Le président, les ex et la nation : le remords perpétuel

Nicolas Sarkozy, Emmanuel Macron et François Hollande, réunis pour célébrer la désignation de Paris comme ville hôte des Jeux Olympiques de 2024, à l’Elysée le 15 septembre 2017   (image d’illustration).                                 © YOAN VALAT / POOL / AFP

 

Quel rôle jouent les présidents de la République au terme de leur mandat ? Conservent-ils un lien avec le peuple et la nation, ou se contentent-ils de critiquer ou de conseiller leurs successeurs ? Stéphane Rozès, président du CAP, répond.

RT France : Quel est le rôle des ex-présidents de la République en France des points de vue politique et historique ? Ont-ils une responsabilité ? 

Stéphane Rozès : Dans la période récente, nos anciens présidents de la République ou bien nos anciens gouvernants, comme Lionel Jospin dans son dernier livre, interviennent de façon récurrente.

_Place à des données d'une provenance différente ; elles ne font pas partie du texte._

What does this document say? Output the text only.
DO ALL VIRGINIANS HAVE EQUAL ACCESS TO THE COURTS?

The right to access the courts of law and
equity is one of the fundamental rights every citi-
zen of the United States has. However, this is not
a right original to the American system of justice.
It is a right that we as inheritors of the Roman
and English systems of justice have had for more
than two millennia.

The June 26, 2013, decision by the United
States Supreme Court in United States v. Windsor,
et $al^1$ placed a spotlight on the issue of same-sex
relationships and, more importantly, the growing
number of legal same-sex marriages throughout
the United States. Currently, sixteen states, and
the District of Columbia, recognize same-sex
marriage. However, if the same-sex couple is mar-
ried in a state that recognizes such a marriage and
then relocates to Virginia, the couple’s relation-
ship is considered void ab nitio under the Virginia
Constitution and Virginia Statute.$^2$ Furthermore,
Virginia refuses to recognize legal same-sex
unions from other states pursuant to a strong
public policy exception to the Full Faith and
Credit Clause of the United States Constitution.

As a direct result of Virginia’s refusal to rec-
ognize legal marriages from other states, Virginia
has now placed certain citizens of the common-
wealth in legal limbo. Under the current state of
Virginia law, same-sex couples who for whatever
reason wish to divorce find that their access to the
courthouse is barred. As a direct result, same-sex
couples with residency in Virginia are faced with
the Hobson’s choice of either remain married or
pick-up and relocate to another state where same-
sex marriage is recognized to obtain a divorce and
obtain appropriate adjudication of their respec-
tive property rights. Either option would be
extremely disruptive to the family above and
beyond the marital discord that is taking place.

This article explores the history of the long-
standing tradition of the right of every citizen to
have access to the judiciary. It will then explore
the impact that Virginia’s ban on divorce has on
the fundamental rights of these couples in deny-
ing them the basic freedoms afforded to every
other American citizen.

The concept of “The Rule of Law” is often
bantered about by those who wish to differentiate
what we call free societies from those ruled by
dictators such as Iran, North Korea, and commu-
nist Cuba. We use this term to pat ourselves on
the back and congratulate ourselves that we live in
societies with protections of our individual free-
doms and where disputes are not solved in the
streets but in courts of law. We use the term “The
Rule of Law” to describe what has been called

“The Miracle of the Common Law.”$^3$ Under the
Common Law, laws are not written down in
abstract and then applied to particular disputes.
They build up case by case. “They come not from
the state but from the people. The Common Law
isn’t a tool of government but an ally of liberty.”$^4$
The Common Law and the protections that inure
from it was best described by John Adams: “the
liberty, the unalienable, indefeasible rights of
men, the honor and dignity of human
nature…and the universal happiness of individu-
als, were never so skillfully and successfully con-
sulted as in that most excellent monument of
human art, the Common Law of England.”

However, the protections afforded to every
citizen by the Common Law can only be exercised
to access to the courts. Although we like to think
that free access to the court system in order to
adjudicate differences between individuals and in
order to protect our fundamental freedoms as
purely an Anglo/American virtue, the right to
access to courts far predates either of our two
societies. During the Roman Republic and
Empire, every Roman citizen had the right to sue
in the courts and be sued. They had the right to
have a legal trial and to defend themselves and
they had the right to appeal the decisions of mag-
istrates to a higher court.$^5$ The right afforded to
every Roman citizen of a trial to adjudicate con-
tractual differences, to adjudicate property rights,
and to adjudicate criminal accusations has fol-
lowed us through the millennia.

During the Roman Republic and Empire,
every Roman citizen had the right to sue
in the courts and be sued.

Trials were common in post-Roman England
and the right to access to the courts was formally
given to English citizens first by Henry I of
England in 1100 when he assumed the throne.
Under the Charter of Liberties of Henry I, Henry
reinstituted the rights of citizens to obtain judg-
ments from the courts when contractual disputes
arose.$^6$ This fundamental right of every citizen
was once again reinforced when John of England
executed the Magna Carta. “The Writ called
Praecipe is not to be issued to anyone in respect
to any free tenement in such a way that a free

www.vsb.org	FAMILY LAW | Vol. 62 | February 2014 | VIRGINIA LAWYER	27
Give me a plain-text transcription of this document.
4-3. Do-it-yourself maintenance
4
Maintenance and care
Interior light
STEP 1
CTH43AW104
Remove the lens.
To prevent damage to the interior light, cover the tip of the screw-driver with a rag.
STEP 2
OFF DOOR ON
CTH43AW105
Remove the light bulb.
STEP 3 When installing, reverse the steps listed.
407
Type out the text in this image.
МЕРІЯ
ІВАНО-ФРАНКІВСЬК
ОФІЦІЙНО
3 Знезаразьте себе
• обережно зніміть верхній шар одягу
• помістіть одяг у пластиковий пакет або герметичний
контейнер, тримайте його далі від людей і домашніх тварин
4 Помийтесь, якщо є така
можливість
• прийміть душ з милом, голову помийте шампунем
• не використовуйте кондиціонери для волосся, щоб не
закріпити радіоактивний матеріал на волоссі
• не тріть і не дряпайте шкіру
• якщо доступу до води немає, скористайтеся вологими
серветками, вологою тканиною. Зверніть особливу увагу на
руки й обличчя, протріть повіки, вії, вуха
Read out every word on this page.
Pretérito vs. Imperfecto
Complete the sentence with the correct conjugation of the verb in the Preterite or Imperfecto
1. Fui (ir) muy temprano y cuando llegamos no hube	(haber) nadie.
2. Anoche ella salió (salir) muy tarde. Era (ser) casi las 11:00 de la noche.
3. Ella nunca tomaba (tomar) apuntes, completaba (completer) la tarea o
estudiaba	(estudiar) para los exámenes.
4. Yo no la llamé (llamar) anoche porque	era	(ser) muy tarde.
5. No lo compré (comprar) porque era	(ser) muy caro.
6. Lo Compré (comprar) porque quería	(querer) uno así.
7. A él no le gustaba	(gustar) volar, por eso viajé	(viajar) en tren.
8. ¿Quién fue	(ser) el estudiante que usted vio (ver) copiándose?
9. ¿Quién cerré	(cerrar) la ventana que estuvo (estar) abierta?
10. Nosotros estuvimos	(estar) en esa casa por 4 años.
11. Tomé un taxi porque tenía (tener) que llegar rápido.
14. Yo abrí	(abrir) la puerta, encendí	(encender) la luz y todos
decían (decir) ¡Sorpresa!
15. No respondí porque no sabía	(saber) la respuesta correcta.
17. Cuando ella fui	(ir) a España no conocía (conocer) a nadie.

On peut rendre raison de ce phénomène spécifique à la France au travers de trois dimensions. La première est une raison d’ordre symbolique. Les anciens présidents ont été battus ou ne se sont pas représentés, comme François Hollande. Remords politiques et amour de la chose publique ou du pouvoir les tenaillent. Les citoyens pensent qu’ils font la leçon aux actuels présidents de la République soit pour analyser, encourager ou critiquer, mais en fait ils essayent de restaurer un lien avec la nation.

En France, le président a pour caractéristique d’assumer une double fonction temporelle et spirituelle. Il est à la fois l’homme qui a une histoire, un engagement politique, un programme à mener, c’est la dimension temporelle. Elle est précédée d’une dimension spirituelle, symbolique, qui dépasse les clivages partisans et consiste à incarner l’ensemble de la nation. La défaite lui fait perdre la dimension spirituelle au-delà de l’homme politique qui dans ses engagements demeure. Apparemment, ils font la leçon ou voudraient éclairer leurs successeurs, mais en réalité dans un remords perpétuel, ils veulent renouer avec la nation au nom de l’idée supérieure de ce qu’elle est, ils aimeraient retrouver la dimension spirituelle qui leur a définitivement échappé.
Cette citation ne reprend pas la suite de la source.